Если в центре религии стоит Бог, то в центре либеральной идеологии стоит свобода. Это понуждает нас начать исследование либеральных ценностей в их современном понимании и значении, именно с нее.

Не поставить во главу угла свободу либерализм не мог, поскольку она в шкале человеческих ценностей занимает второе место после ценности жизни, а иногда и первое, ибо во имя свободы человек при определенных обстоятельствах может поставить ее выше собственной жизни (отдать свою жизнь за свободу других или лишившись свободы он утрачивает смысл жизни и убивает себя). Не случайно поэтому некоторые философы и мистики ставили свободу не только выше жизни, но и выше бытия вообще, ибо бытие не может быть источником свободы. Яростный поборник свободы в теории и практике Н. А. Бердяев писал: "Свобода не может иметь своего источника в бытии и быть определяема бытием, она не может войти в систему онтологического детерминизма. Свобода не терпит ни определяемости бытием, ни определяемости разумом... Свобода не может быть как результат определения и порождения чем-либо и кем-либо, она уходит в неизъяснимую глубину, в бездонность". Свобода, по мнению Бердяева и мистика Я. Беме, есть первооснова бытия.

Поскольку свободе придается такое значение в либерализме и философии, есть необходимость обратиться к истории зарождения этого стержневого принципа либерализма.

Рождение понятия "свобода" как одного из основополагающих условий жизни человека, как уже было сказано, уходит своими корнями в античность.

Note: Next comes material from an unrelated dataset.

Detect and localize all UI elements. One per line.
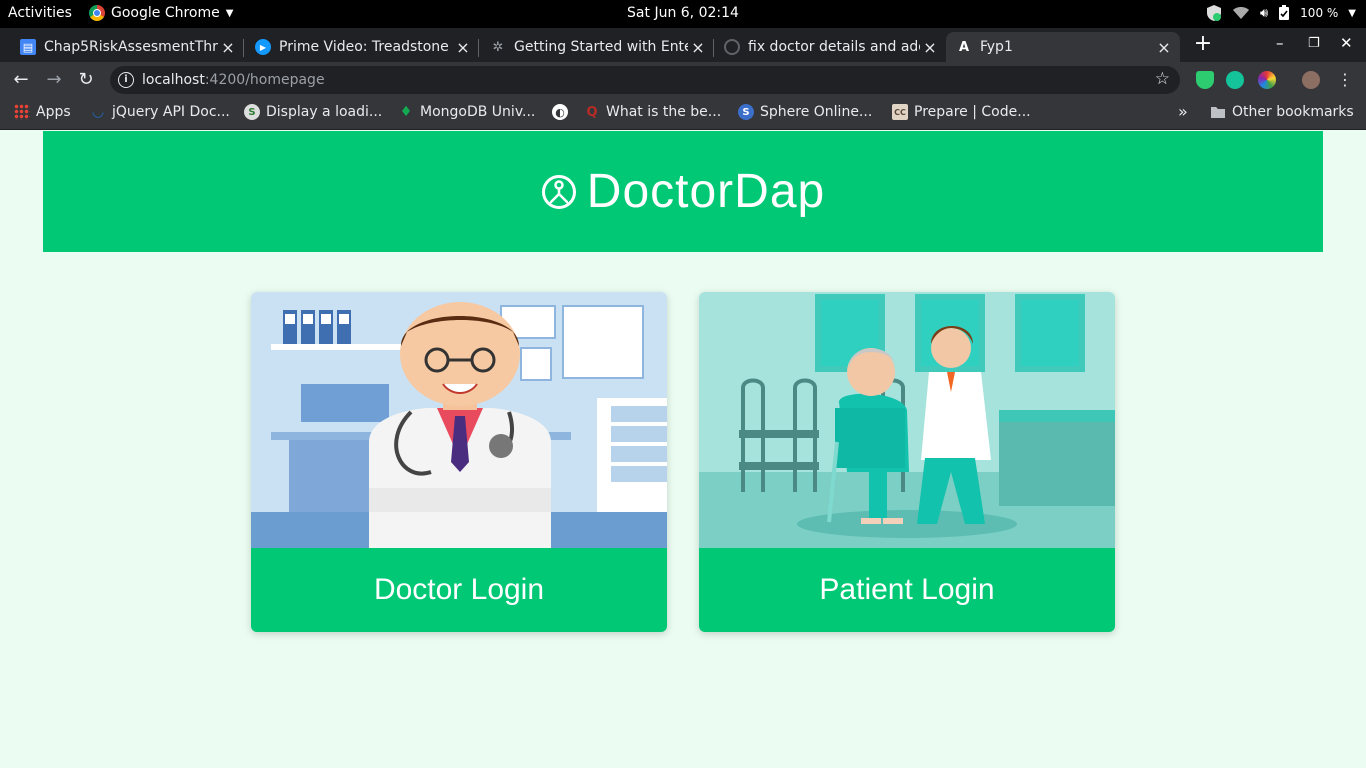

Сократ и сократики отождествляли понятие свободы с универсальным разумом и полнотой знания, соединяя в нем теоретическую и нравственную сторону, т. е. акта познания и основывающемся на нем нравственного действия.

Аристотель дополняет эту двоицу третьим условием свободы - наличием воли человека, ибо именно она является завершающим этапом свободы, потому что она определяет выбора объекта и способа действия по отношению к нему. Соединяя свободу прежде всего с разумом, эллинская философия скептически относилась к душе, считая ее некой темной консервативной силой, противостоящей свободе воли человека. Здесь характерна позиция Эпикура и затем Лукреция Кара, который к негативности души добавил еще рок, предопределяющий судьбу человека и его поступки.

Следующее за эллинами христианство в определенной мере опиралось в учении о свободе на их толкования этого явления, но пошло значительно дальше этих толкований. В христианстве необходимость перестает быть неволей, а свобода произволом. Поскольку Бог "есть путь, истина и жизнь" (Ин. 14,6), то познание Его есть гарантия свободы: "познайте истину, и истина сделает вас свободными" (Ин. 8, 32), "где Дух Господень, там свобода" (2 Кор. 3, 17).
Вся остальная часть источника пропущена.